Lo que vale entregarla redonda (fuente 11wsports.com)
La sociedad de Mercier y Ortigoza, con un alto porcentaje de pases bien dados, estuvo entre lo más destacado de la segunda fecha y puso de relieve cuánto importa pasar bien la pelota.
Que no es la única manera de ganar, está claro. Que hay otras
formas de imponerse sobre el rival, se sabe. Que cada cual tiene el derecho a planificar el modelo de juego a su antojo, es algo que no entra en la discusión de estas líneas. De lo que se intenta hablar es de otra cosa, de una cosa que combina –casi en partes iguales- a lo efectivo y a lo estético, los dos grandes objetivos que, para tanta gente, tiene el fútbol de alta competencia. Una frase de barrio, una verdad de Perogrullo, un axioma que maneja cualquiera al que el corazón le latió corriendo por un potrero: entregarla redonda puede ser, suele ser, el principio de la producción de sonrisas.
No solamente en una canchita cualquiera de una calle cualquiera importa que un jugador le dé la pelota al pie a un compañero. No solamente. También en Primera, también en el contexto de esa lógica exitista que busca convencer de que lo vale es “ganar como sea”, resulta fundamental y determinante, tanto para el resultado como para la belleza del espectáculo, contar con futbolistas que manejen la obvia capacidad de tener un alto porcentaje de pases bien dado. San Lorenzo, el único de los 17 equipos que disputaron las dos fechas que pudo ganar sus dos encuentros, tuvo en el clásico ante Racing una sociedad vital para superar a su adversario en el desarrollo: Juan Mercier y Néstor Ortigoza, los dos volantes centrales, se cansaron de tocar y de tocar y, así, le dieron fluidez y claridad a la circulación necesaria para abrir espacios.

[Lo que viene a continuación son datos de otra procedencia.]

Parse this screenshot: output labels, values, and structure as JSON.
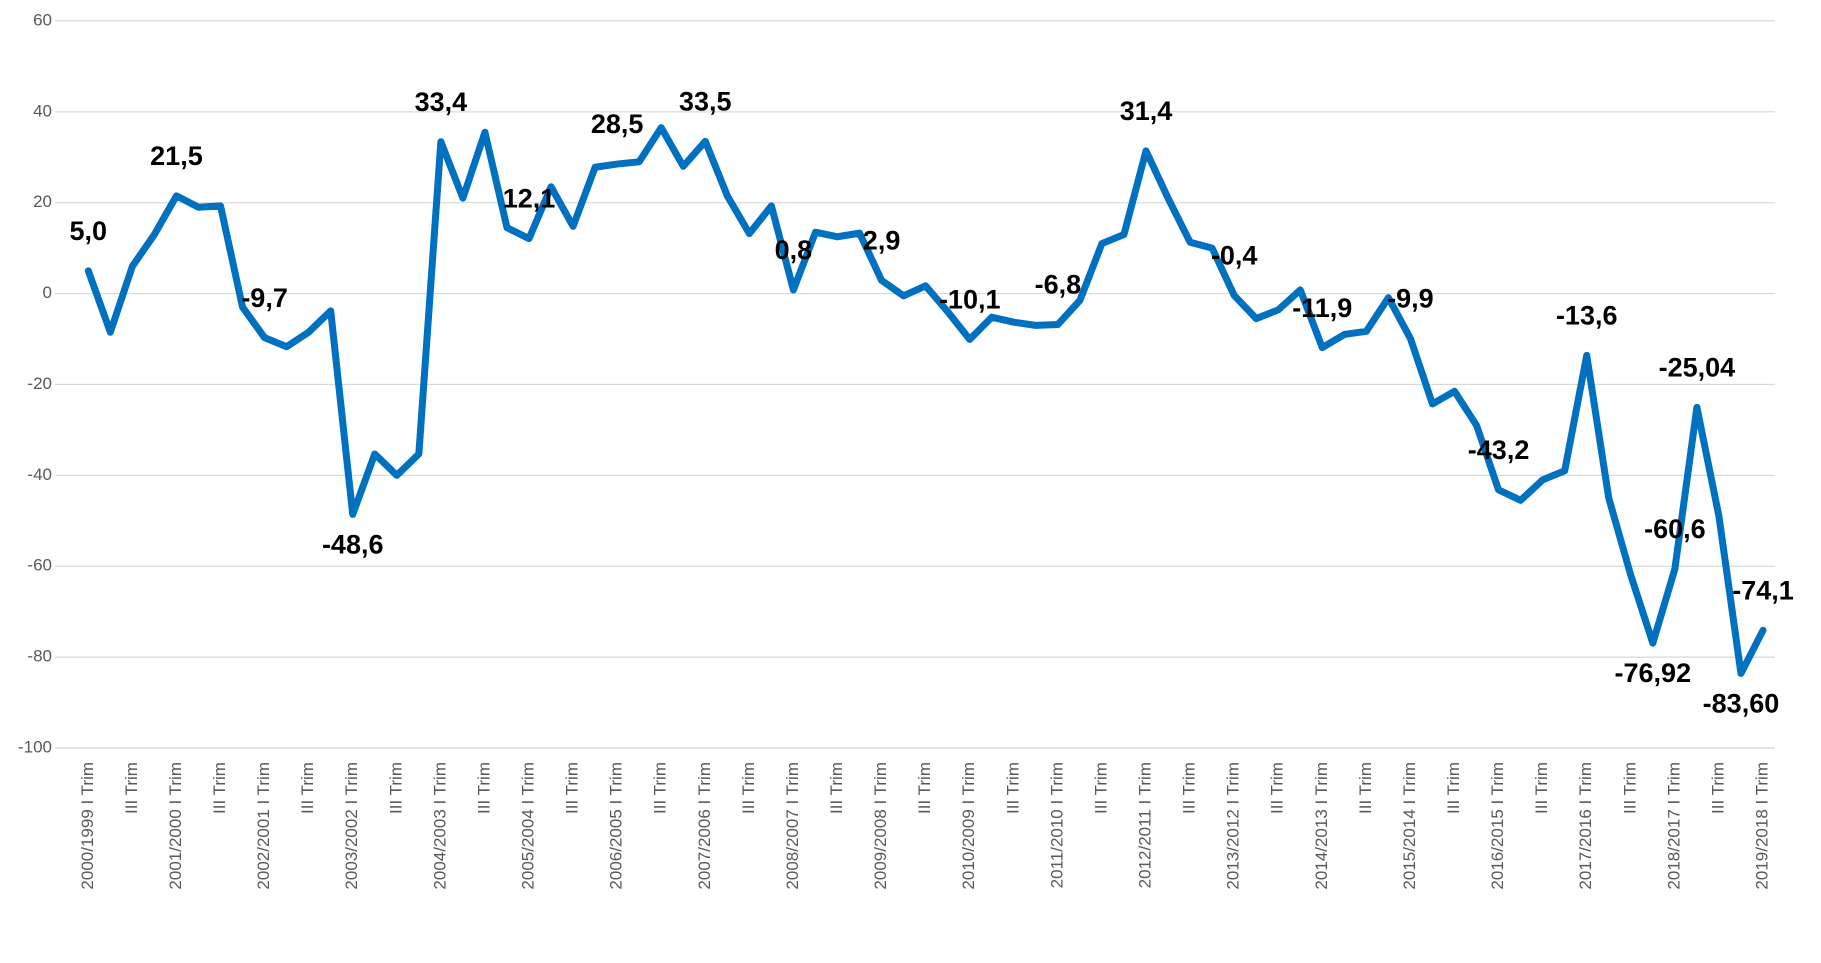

Datos que argumentan esa sensación obvia que, casi con seguridad, tuvieron todos los que miraron el duelo de la segunda fecha. Mercier, con 64 pases correctos y 10 incorrectos, acabó con el 86 por ciento de efectividad en ese aspecto importantísimo para hacer las cosas bien en este deporte. Ortigoza, que volvió a ser titular luego de mucho tiempo, dio 66 pases bien y apenas 6 mal, y finalizó con un 92 por ciento de certezas en esa dimensión. No siempre los números permiten comprender las idas y las vueltas del fútbol pero, en este caso, sí son una muestra gráfica para evaluar el desempeño de los encargados de iniciar las maniobras ofensivas. Sin estos niveles de acierto en la dupla de medios, para San Lorenzo, que apuesta a ser mejor que el adversario desde el control de la pelota, hubiera bordeado lo imposible tener una actuación como la que tuvo.
Un detalle más de esta pequeña sociedad que brilló en Argentinos Juniors en 2010 y que ahora se encontró nuevamente en Boedo: sumadas las estadísticas de los dos, dieron solamente 33 pases menos que los once jugadores de Racing, que terminaron en 163 toques precisos durante los 90 minutos. En ese aspecto, que puede o no ser clave para explicar un resultado, no hubo ningún tipo de equivalencias entre dos conjuntos que mantienen la aspiración de pelear por el título. Más allá de que existan diversas ideas de juego y que, legítimamente, no todas persigan los mismos objetivos, pareciera ser, por lo visto en el encuentro más atractivo de la jornada, mucho más sencillo poder desarrollar la propuesta que sea cuando hay hombres que disponen de ese recurso que se enseña desde siempre y que tantos no aprenden nunca: pasar en el momento justo y al lugar exacto.
Mercier y Ortigoza, Ortigoza y Mercier, operaron como fundamento indispensable de este San Lorenzo que llamó la atención por conseguir en el inicio del certamen, aunque más no sea en la cantidad de puntos, un primer indicio de regularidad. Si la meta es ganar, si la meta es jugar bien o si la meta es, como demostró en los últimos seis meses el Newell’s de Gerardo Martino, ganar y jugar bien, entregarla redonda es un factor que no debería dejarse de lado. Más bien, todo lo contrario: el pase, vértice de todo andamiaje sólido y cautivante, debería estar ocupando el centro de la escena.